FRANKIE BURNETT, 49, works part time for a fashion company called Fash-u-nation. A lifelong resident of Brooksville, he graduated from Hernando High School and attended the University of Florida, but did not obtain a degree. Burnett is currently attending the University of Phoenix campus in Tampa, studying business management. He is separated from his wife and is the father of four children. He is president of the Hernando County chapter of the NAACP, a member of the board of the Democratic Black Caucus of Hernando County, a member of the Kennedy Park Little League Association board and rehab chairman and board member of Habitat for Humanity of Hernando County. He is a longtime member of Improved Benevolent and Protective Order of the Elks. ASSETS: none. LIABILITIES: none. SOURCE OF INCOME: part-time job.

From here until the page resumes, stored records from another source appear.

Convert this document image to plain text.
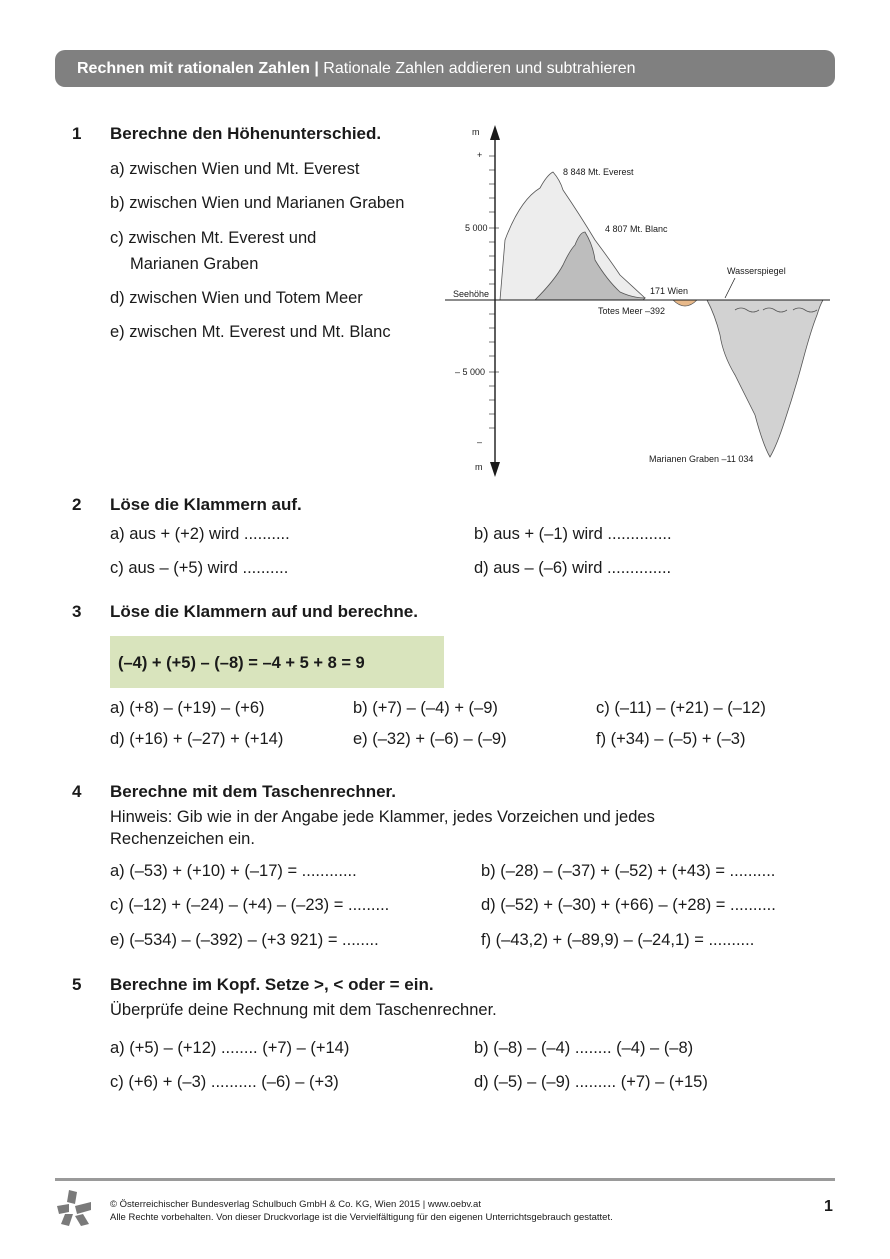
Rechnen mit rationalen Zahlen | Rationale Zahlen addieren und subtrahieren
1 Berechne den Höhenunterschied.
a) zwischen Wien und Mt. Everest
b) zwischen Wien und Marianen Graben
c) zwischen Mt. Everest und
Marianen Graben
d) zwischen Wien und Totem Meer
e) zwischen Mt. Everest und Mt. Blanc
m
+
5 000
Seehöhe
– 5 000
–
m
8 848 Mt. Everest
4 807 Mt. Blanc
171 Wien
Wasserspiegel
Totes Meer –392
Marianen Graben –11 034
2 Löse die Klammern auf.
a) aus + (+2) wird ..........	b) aus + (–1) wird ..............
c) aus – (+5) wird ..........	d) aus – (–6) wird ..............
3 Löse die Klammern auf und berechne.
(–4) + (+5) – (–8) = –4 + 5 + 8 = 9
a) (+8) – (+19) – (+6)	b) (+7) – (–4) + (–9)	c) (–11) – (+21) – (–12)
d) (+16) + (–27) + (+14)	e) (–32) + (–6) – (–9)	f) (+34) – (–5) + (–3)
4 Berechne mit dem Taschenrechner.
Hinweis: Gib wie in der Angabe jede Klammer, jedes Vorzeichen und jedes
Rechenzeichen ein.
a) (–53) + (+10) + (–17) = ............	b) (–28) – (–37) + (–52) + (+43) = ..........
c) (–12) + (–24) – (+4) – (–23) = .........	d) (–52) + (–30) + (+66) – (+28) = ..........
e) (–534) – (–392) – (+3 921) = ........	f) (–43,2) + (–89,9) – (–24,1) = ..........
5 Berechne im Kopf. Setze >, < oder = ein.
Überprüfe deine Rechnung mit dem Taschenrechner.
a) (+5) – (+12) ........ (+7) – (+14)	b) (–8) – (–4) ........ (–4) – (–8)
c) (+6) + (–3) .......... (–6) – (+3)	d) (–5) – (–9) ......... (+7) – (+15)
© Österreichischer Bundesverlag Schulbuch GmbH & Co. KG, Wien 2015 | www.oebv.at
Alle Rechte vorbehalten. Von dieser Druckvorlage ist die Vervielfältigung für den eigenen Unterrichtsgebrauch gestattet.
1
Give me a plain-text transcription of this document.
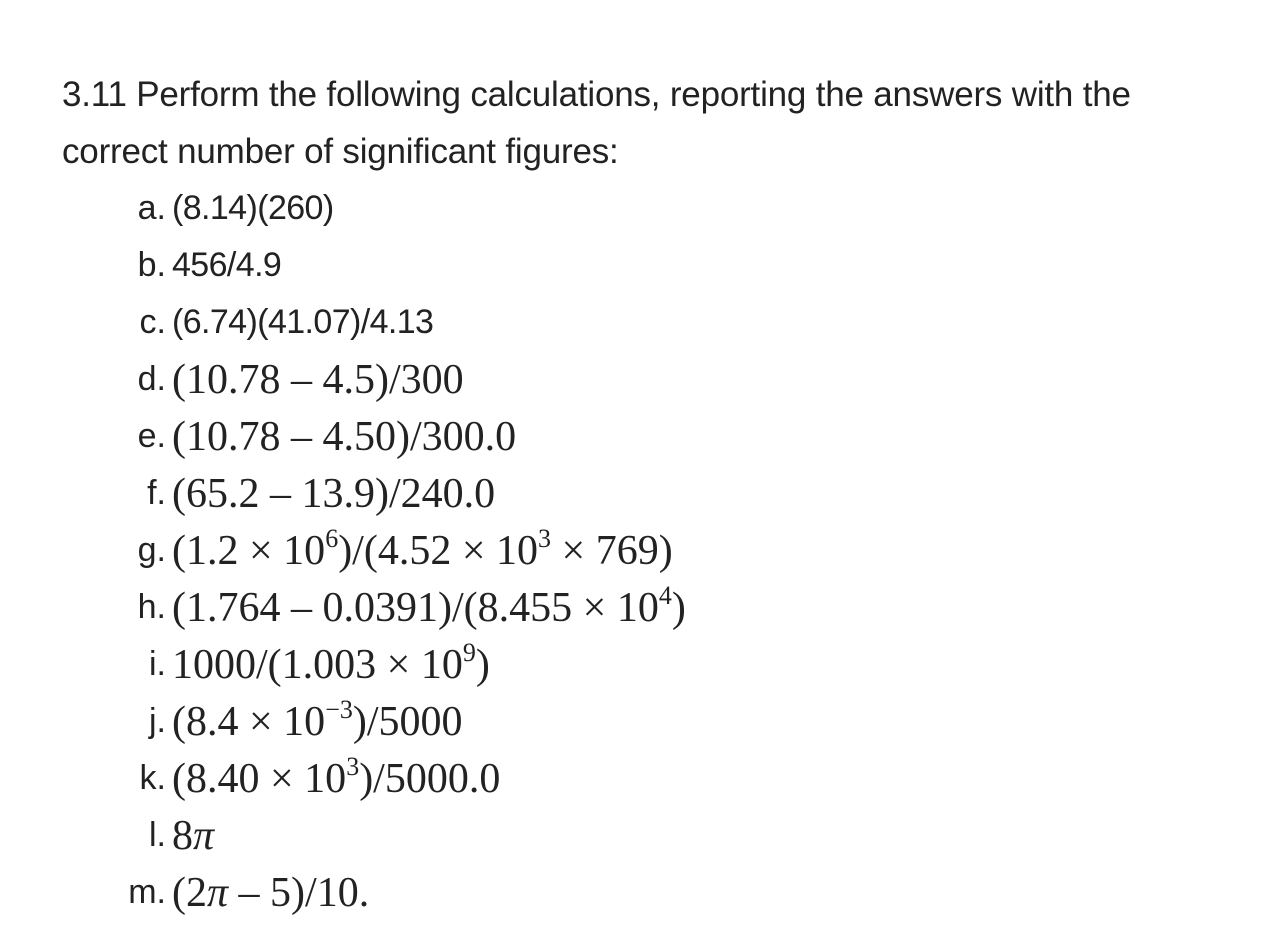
3.11 Perform the following calculations, reporting the answers with the
correct number of significant figures:

a. (8.14)(260)
b. 456/4.9
c. (6.74)(41.07)/4.13
d. (10.78 – 4.5)/300
e. (10.78 – 4.50)/300.0
f. (65.2 – 13.9)/240.0
g. $(1.2 \times 10^6)/(4.52 \times 10^3 \times 769)$
h. $(1.764 - 0.0391)/(8.455 \times 10^4)$
i. $1000/(1.003 \times 10^9)$
j. $(8.4 \times 10^{-3})/5000$
k. $(8.40 \times 10^3)/5000.0$
l. 8π
m. (2π – 5)/10.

BRENT GAUSTAD, 42, is a psychology and history teacher at Hernando High School. He also coaches girls golf and boys track. A native of Minnesota, Gaustad graduated with a bachelor's degree from Winona State University. He is pursuing a master's degree from Saint Leo University. He is married and has three children. ASSETS: home. LIABILITIES: mortgage. SOURCE OF INCOME: salary from teaching position at Hernando High. E-MAIL:

ROBERT OSMOND, 34, is the owner of Osmond Printing Inc. in Brooksville. Born in New Jersey, he has lived in the city since completing an eight-year stint in the Navy and Marine Corps. Osmond is currently enrolled at Pasco-Hernando Community College, studying business administration. Osmond is divorced and the father of two children. He is a member of the Kiwanis Club of Brooksville and the Kiwanis Club Foundation. ASSETS: business. LIABILITIES: none. SOURCES OF INCOME: business.


Brooksville City Council members serve four-year terms and set policy and approve budgets for the city. Though they run for specific seats, council members are elected at large by all city voters. They receive $5,400 per year for serving on the council - $6,000 if their colleagues name them vice mayor and $7,200 as mayor.